Error Level Analysis
The result of machine photo analysis using the Ghost algorithm

The photo of the woman on the poster is regularly used to create thematic Orthodox web banners for various occasions (messages about fasting and church holidays, instructions about correct clothes for going to church, etc.). Thanks to subscribers "Verified" discovered original photograph, used to create the billboard, with the metadata preserved. Its author is Kiev photographer Sergei Ryzhkov, and the photograph itself was taken on April 28, 2013.

Image search results in Yandex

However, I was unable to find a similar physical banner with this photo using an image search. Reports about the poster do not specify the locality where it was placed, and the details in the photo do not allow us to confirm or deny that the photo was taken in the occupied territories of Ukraine. The version of a fake is supported by the fact that the circulated photo exists in a single version, taken from one angle. Judging by a search on blogs and social networks, ordinary Internet users have not seen such posters either in Ukraine or anywhere else. 

Let us note that the statement by Anton Gerashchenko and the authors of other publications that “Kinder, Küche, Kirche” is a Nazi slogan is not entirely true. This is a stable expression appeared long before the National Socialist German Workers' Party came to power. The authorship of the phrase is attributed to Kaiser Wilhelm II (reigned 1888–1918); it came into widespread use in the last third of the 19th century. The concept of “Kinder, Küche, Kirche” was certainly close to the Nazis, but due to difficult relations with the church, the emphasis was on Kinder and Küche. In particular, in speeches Hitler dated September 8, 1934, to which Gerashchenko refers, the church is not mentioned in principle. How notes German historian Sylvia Paleczek, at the beginning of the 20th century, with the development of the women's rights movement, the phrase became a subject of irony, and after 1945, in English-language discourse, many began to mistakenly attribute its creation to the Nazis.

Thus, taken together, the discovered direct and indirect evidence allows us to assert with a high probability that the photo is falsified. However, it is impossible to completely exclude the possibility that the banner was made by someone in one copy, placed in the occupied part of the Kherson region and photographed.

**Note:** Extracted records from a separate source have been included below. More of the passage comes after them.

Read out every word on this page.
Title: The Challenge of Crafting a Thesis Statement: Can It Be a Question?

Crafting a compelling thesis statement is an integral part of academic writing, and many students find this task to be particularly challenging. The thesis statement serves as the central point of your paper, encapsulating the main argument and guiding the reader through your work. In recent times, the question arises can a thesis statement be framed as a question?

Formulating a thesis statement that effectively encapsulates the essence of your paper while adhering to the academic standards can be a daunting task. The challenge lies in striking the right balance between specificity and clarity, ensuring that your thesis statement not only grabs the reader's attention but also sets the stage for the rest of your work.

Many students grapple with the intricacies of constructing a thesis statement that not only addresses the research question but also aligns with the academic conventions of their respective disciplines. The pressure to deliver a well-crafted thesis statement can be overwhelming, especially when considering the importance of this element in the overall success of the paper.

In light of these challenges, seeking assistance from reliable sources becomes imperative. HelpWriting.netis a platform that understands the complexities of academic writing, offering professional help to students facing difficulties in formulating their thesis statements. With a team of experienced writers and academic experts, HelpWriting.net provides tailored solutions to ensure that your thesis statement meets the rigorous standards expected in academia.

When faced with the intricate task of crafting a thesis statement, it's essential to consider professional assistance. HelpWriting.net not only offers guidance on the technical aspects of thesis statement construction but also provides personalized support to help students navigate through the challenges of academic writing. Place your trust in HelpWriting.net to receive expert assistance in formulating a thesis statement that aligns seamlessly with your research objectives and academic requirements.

Update September 27, 2023: Corrected the claim about the earliest post found to contain a viral photo. Added information about the photo that became the basis of the billboard. The version of the analysis before changes are made is available at link.

Cover photo: TSN.ua

Most likely not true

What do our verdicts mean?

Read on the topic:

  1. How to tell if a picture is photoshopped
  2. Instructions: How to check a photo for authenticity

If you find a spelling or grammatical error, please let us know by highlighting the error text and clicking Ctrl+Enter.